There are some classic films in which music is so integral to a scene, it would be hard to imagine the scene without it.
The shower scene in Alfred Hitchcock’s film “Psycho,” with its over-the-top horror film soundtrack by legendary film composer Bernard Herrmann, immediately comes to mind.
Initially Hitchcock thought the shower scene didn’t need music – but Herrmann composed music for it anyway, which Hitchcock ultimately used to great effect. The music from that scene, along with the rest of the film’s soundtrack, served as a template for horror movie music for years to come and is an example of the storytelling power of film music.
In my work as a music professor and researcher, I focus on creativity and listening-skill development in children. Having previously worked as an advertising music director, I’ve seen the effect music has on people’s perceptions and emotions.

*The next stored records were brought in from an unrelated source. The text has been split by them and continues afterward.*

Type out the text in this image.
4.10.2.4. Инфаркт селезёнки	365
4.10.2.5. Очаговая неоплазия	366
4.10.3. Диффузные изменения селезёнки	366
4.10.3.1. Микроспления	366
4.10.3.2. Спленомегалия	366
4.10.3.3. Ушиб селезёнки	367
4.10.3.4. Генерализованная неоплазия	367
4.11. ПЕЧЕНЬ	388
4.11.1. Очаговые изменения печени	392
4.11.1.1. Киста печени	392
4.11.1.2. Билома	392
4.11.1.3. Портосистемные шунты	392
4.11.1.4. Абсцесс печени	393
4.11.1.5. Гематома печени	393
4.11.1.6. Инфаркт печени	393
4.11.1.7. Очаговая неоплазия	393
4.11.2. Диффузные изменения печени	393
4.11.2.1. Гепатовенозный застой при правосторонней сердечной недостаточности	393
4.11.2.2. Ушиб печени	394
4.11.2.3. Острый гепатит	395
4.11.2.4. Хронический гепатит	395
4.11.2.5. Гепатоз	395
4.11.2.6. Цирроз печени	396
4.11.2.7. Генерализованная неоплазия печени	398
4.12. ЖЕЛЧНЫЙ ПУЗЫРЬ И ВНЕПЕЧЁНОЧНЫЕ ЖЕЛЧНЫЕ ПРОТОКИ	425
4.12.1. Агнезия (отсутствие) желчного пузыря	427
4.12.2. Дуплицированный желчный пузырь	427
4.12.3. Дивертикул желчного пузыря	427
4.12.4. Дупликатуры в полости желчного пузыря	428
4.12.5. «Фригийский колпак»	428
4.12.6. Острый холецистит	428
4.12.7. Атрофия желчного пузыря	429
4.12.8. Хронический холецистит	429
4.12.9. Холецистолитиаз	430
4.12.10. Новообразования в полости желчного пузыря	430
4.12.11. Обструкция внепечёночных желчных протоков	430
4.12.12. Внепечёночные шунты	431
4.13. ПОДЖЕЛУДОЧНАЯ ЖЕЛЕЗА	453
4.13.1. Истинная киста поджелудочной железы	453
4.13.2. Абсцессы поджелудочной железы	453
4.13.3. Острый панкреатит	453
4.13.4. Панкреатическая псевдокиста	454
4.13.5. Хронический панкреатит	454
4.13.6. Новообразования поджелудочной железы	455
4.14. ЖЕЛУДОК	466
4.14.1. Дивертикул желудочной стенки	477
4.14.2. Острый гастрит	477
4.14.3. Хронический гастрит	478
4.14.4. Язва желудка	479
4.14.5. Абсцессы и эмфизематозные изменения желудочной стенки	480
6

Since the 1927 release of “The Jazz Singer,” the first commercial film with sound, music has been powerfully linked to the movie-watching experience.
Film and music have always gone hand in hand
Even back in the early days of silent films, most movie theaters hired a musician or a group of musicians to provide music, mostly to drown out the sound of the film projectors and people talking. These musicians often played existing pieces of Western European classical music by composers such as Tchaikovsky and Wagner, along with folk and popular music. It was common for the same film playing in different theaters across the country to have entirely different musical accompaniments.
man singing at a piano looking at woman sitting
Poster for the 1927 movie ‘The Jazz Singer,’ featuring actors Eugenie Besserer and Al Jolson. The movie was the first film that included sound. Wikimedia Commons
Sound-on-film technology ushered in the unified soundtrack and eventually the practice of hiring composers to create original music for films. Like music written for an opera, film music serves to advance the story and the action. Just as an opera composer must follow the libretto, or text of the opera, a film composer needs to support the screenplay’s storyline. The music also needs to reflect the screenplay’s mood, which includes everything from the action on the screen to sound effects to dialogue.
The right piece of music can enhance and sometimes even change a viewer’s perception of what is taking place onscreen. Just try to imagine replacing John Williams’ “Jaws” theme during the first swimming casualty in the movie with a calm piece of music. In an instant, the mood would change from inherent fear to a tranquil swim in the ocean. As a music educator, I have made that music switch with middle school, high school and college students over the years, and it never fails to surprise them.
Most of the time, music is used to underscore the action on screen, enhance the mood of a scene, foreshadow action that is about to take place or even convey the interior emotion of a character. While composers and filmmakers don’t usually want to overpower a film, in many instances the emotional power of the visuals would not be as great were it not for the music.
For example, one wouldn’t expect to find the classical composer Aaron Copland on the same film credits as the rap group Public Enemy, yet Spike Lee used this American master composer’s music quite successfully in his film “He Got Game.” Right from the start, Copland’s music sets the tone for a tense emotional film about basketball and the difficult and complex choices facing a young up-and-coming player from the projects.
The opening is a montage of slow-motion footage consisting of rural kids across America juxtaposed with urban youths. Copland’s “John Henry” plays, with its slow, expansive sound. This composition was inspired by the story of John Henry, an African American folk legend who worked as a steel driver building railroad tracks and whose strength and speed beat a steam-powered rock-drilling machine.
The song recreates the underlying sound of the motion of a train with a rhythmic pulse underneath the melody. Every so often you can hear a striking hammer, which is created by off-key strikes of percussion and strings or percussion and brass. The film sequence is edited so that the scenes of urban youths mainly happen during these clashing hammer strikes. By doing this, Lee is highlighting – through music – the differences and disparities between the experiences of the rural and urban students. The opening credits scored with this evocative piece of American music set up the viewer for the emotional story that follows.
In the film “Platoon,” an action movie about war, the film composer uses contrast to surprise the viewer. Rather than the music of a military band or something loud and fast paced, what you hear are the orchestral strings of Samuel Barber’s “Adagio for Strings.”
In this case, the tempo, or speed of the music, plays a large part in creating the desired effect. Measured in beats per minute, tempo can alter the feel and pace of what is taking place on screen. Composers designate a desired tempo using musical terminology that’s usually in Italian. In this case, “adagio” indicates a slow tempo usually around 66 to 76 beats per minute. The music is also in a minor key, which can convey sadness – another factor contributing to the emotional pull of this music in the scene. The result is a breathtaking commentary on the ravages of war.